ROKT CEO Bruce Buchanan is still planning to take the company public. 
“We continue to defend against this meritless case on principle and stand by the original decision to terminate for cause,” Rokt said in a statement.
Ms Milne’s lawsuit also references a sexual harassment allegation brought by another staff member against three Rokt executives, in 2018.
This staff member alleged she had been discriminated against because of her gender and had suffered sexual harassment. The lawsuit was dismissed in 2019.
Any air of scandal would be damaging to Rokt’s IPO aspirations, but in an interview with the Financial Review, Ms Buchanan said the company had resolved to fight the allegations, rather than settle quietly.
“We weren’t about to let those who were making these accusations be paid off, which often happens here,” Ms Buchanan said.
“It’s hard for me as an Australian to understand how frequently companies are sued in the United States. But these allegations are wrong.”
Rokt has long had a reputation as a “work hard, play hard” outfit. The Financial Review has spoken with Sydney-based staff who described a high-performance culture that could turn “monkey-like” at the company’s annual global kickoffs that were held in places like Los Angeles.
“We pump out software, we ship things constantly,” one Sydney-based engineer said, on the condition of anonymity as they hadn’t been authorised to speak with media.
“And blowing off steam has been a big part of the company’s DNA. That definitely means big nights out, but it also means showing up the next day and working through the night if you need to.”
Rokt sells marketing and advertising software, with its main product helping online stores offer more sales at the checkout. For example, a Ticketmaster customer may be offered a deal on car parking as they are paying for concert tickets.
It is also expanding its software into other areas related to payments.
The company has been open about its US IPO aspirations, and it had plans to already be a listed company, but was forced to push its listing back earlier this year after rising interest rates slammed the IPO window shut for high-growth software companies.
Ms Buchanan said Rokt has been whipping itself into shape for the public markets, which includes its lawyers preparing to incorporate the company in New York; moving it away from Singapore where it has reported its financial performance for the past three years.
It reported annual revenue of $US336 million for the 2023 financial year, and matched the market’s current distaste for cash-burning companies by swinging from an $18 million operating loss to a $13 million profit for 2022.
Like its fellow Sydney tech success peer Canva, Rokt has raised continuous venture capital rounds, often with side rounds to give employees chances to cash in their stock holdings.
As the IPO window dissipated last year, Rokt went back to the private markets for fresh funding.
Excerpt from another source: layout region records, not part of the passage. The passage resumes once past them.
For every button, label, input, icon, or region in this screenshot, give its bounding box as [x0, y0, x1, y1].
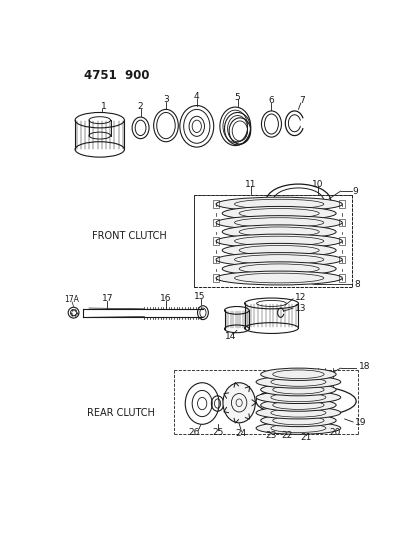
Text: 10: 10 [312, 180, 324, 189]
Ellipse shape [256, 391, 341, 403]
Ellipse shape [256, 376, 341, 388]
Text: 15: 15 [194, 292, 206, 301]
Ellipse shape [261, 368, 336, 381]
Ellipse shape [216, 216, 342, 230]
Ellipse shape [256, 407, 341, 419]
Ellipse shape [222, 244, 336, 257]
Bar [213, 256, 219, 263]
Text: 17A: 17A [64, 295, 80, 304]
Bar [339, 274, 346, 282]
Ellipse shape [216, 271, 342, 285]
Ellipse shape [222, 225, 336, 239]
Text: 8: 8 [355, 280, 360, 289]
Text: 9: 9 [353, 187, 358, 196]
Text: 22: 22 [281, 431, 293, 440]
Ellipse shape [261, 384, 336, 396]
Text: 23: 23 [266, 431, 277, 440]
Text: 4: 4 [194, 92, 200, 101]
Text: 7: 7 [299, 96, 305, 106]
Text: 25: 25 [212, 429, 223, 437]
Text: 1: 1 [101, 102, 106, 111]
Text: 11: 11 [245, 180, 257, 189]
Text: 18: 18 [359, 362, 370, 371]
Bar [339, 256, 346, 263]
Text: 24: 24 [236, 429, 247, 438]
Text: 14: 14 [225, 332, 236, 341]
Bar [213, 237, 219, 245]
Ellipse shape [223, 383, 255, 423]
Text: 6: 6 [268, 96, 274, 106]
Ellipse shape [216, 197, 342, 211]
Text: 26: 26 [189, 429, 200, 437]
Text: 4751  900: 4751 900 [84, 69, 150, 82]
Ellipse shape [216, 253, 342, 266]
Ellipse shape [261, 399, 336, 411]
Text: 20: 20 [329, 429, 340, 437]
Text: 3: 3 [163, 95, 169, 104]
Text: FRONT CLUTCH: FRONT CLUTCH [92, 231, 166, 241]
Bar [213, 200, 219, 208]
Text: REAR CLUTCH: REAR CLUTCH [87, 408, 155, 418]
Text: 16: 16 [160, 294, 172, 303]
Bar [213, 274, 219, 282]
Text: 19: 19 [355, 417, 366, 426]
Bar [195, 195, 353, 287]
Text: 5: 5 [235, 93, 240, 102]
Text: 17: 17 [102, 294, 113, 303]
Ellipse shape [222, 206, 336, 220]
Ellipse shape [256, 422, 341, 434]
Text: 13: 13 [295, 304, 306, 312]
Ellipse shape [216, 234, 342, 248]
Ellipse shape [222, 262, 336, 276]
Bar [339, 200, 346, 208]
Text: 2: 2 [138, 102, 143, 111]
Text: 12: 12 [295, 293, 306, 302]
Text: 21: 21 [300, 433, 312, 442]
Bar [213, 219, 219, 227]
Bar [339, 237, 346, 245]
Bar [339, 219, 346, 227]
Ellipse shape [261, 414, 336, 426]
It completed a secondary share sale last December led by Tiger Global, which valued it at $US2.4 billion ($3.5 billion).
Melbourne-based Square Peg Capital loaded up on more stock in the sale, while it was also able to add US-based investment behemoth Wellington Management and Whalerock to its investor register.
As part of the pre-IPO planning Rokt also been on a hiring spree, soaking up some engineers jettisoned in waves of Amazon and Microsoft redundancies.
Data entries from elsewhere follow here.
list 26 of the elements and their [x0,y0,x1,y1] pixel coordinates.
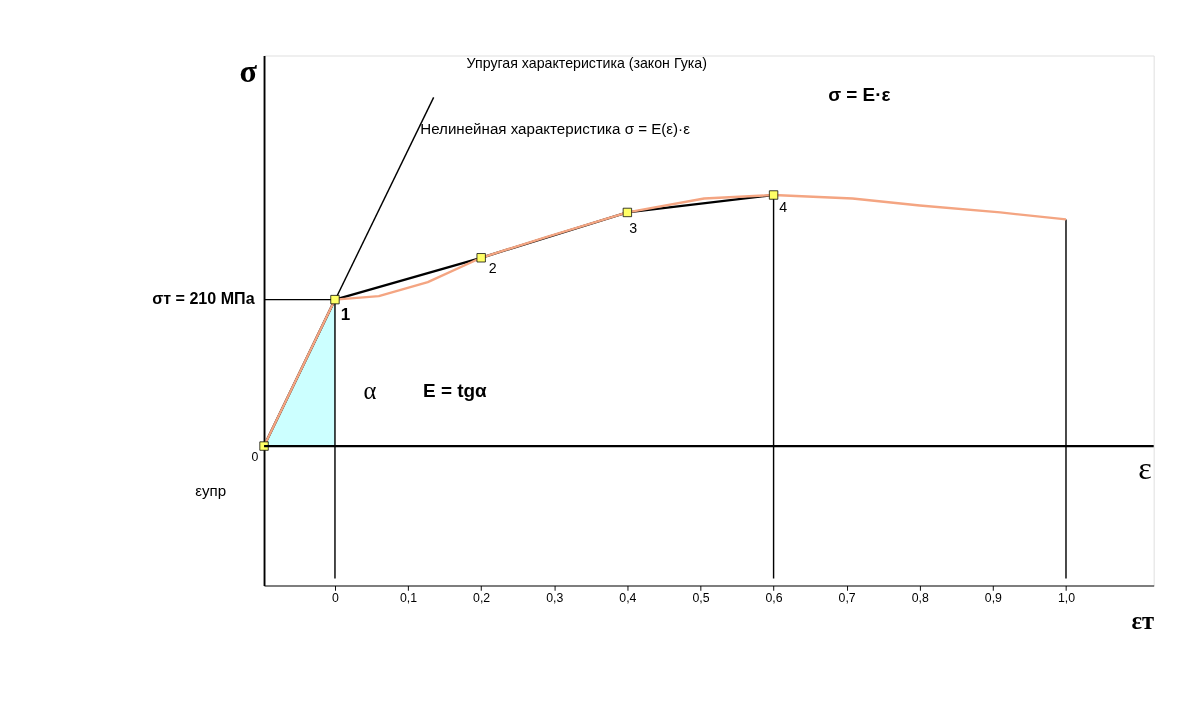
x-tick-label: 0,3 [546,591,564,606]
x-tick-label: 1,0 [1057,591,1076,606]
annotation: σ = E·ε [828,83,891,105]
x-tick-label: 0,1 [399,591,418,606]
ref-line-label: ε [1138,450,1152,487]
x-tick-label: 0,5 [692,591,710,606]
x-tick-label: 0,7 [838,591,856,606]
text: εупр [195,481,227,499]
annotation: 1 [340,305,351,325]
x-tick-label: 0,9 [984,591,1003,606]
x-axis-title: εт [1131,606,1155,634]
x-tick-label: 0,6 [765,591,783,606]
annotation: 2 [488,259,497,276]
annotation: 4 [779,199,788,216]
annotation: 0 [251,450,259,465]
x-tick-label: 0,8 [911,591,929,606]
annotation: σт = 210 МПа [152,289,256,308]
annotation: Нелинейная характеристика σ = E(ε)·ε [420,120,691,138]
x-tick-label: 0,2 [473,591,491,606]
x-tick-label: 0 [332,591,340,606]
text: Упругая характеристика (закон Гука) [466,54,707,71]
annotation: 3 [629,220,638,237]
annotation: E = tgα [423,380,488,402]
annotation: α [363,377,377,405]
x-tick-label: 0,4 [619,591,637,606]
y-axis-title: σ [239,52,258,89]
The company has opened a new office in Seattle, where the bulk of Microsoft and Amazon’s former staff are housed. Rokt now has offices in Sydney, New York, Seattle, Tokyo, Singapore and London.
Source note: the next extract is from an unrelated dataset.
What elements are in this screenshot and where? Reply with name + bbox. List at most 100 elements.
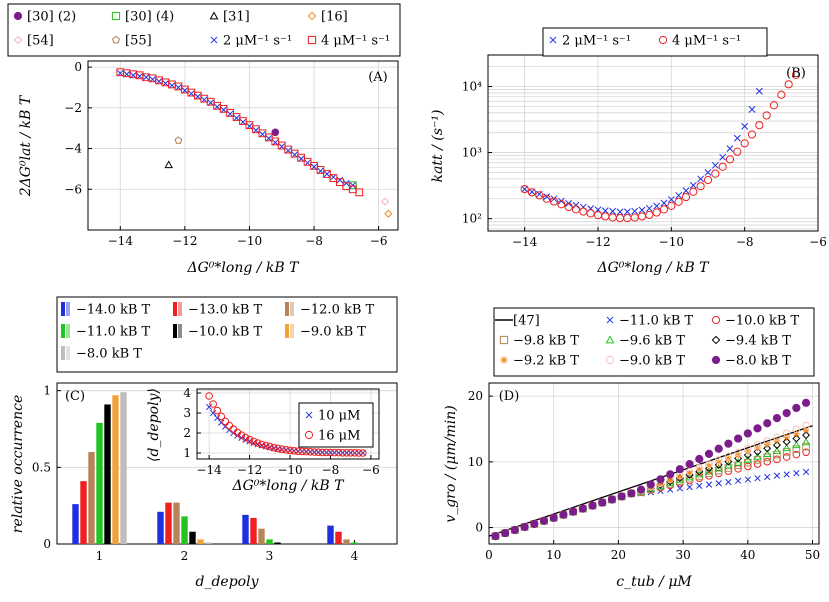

Rokt recently hired leading Amazon executives Bill Barton and Srishti Gupta as chief product and engineering officer, and chief product officer.
Ms Buchanan said engineers from the major US tech giants are heading to smaller players like Rokt to escape the downsizing atmosphere and secure better equity packages.
Since inception, Rokt has paid out $US17.5 million ($27 million) to staff, which owns about 29 per cent of the company.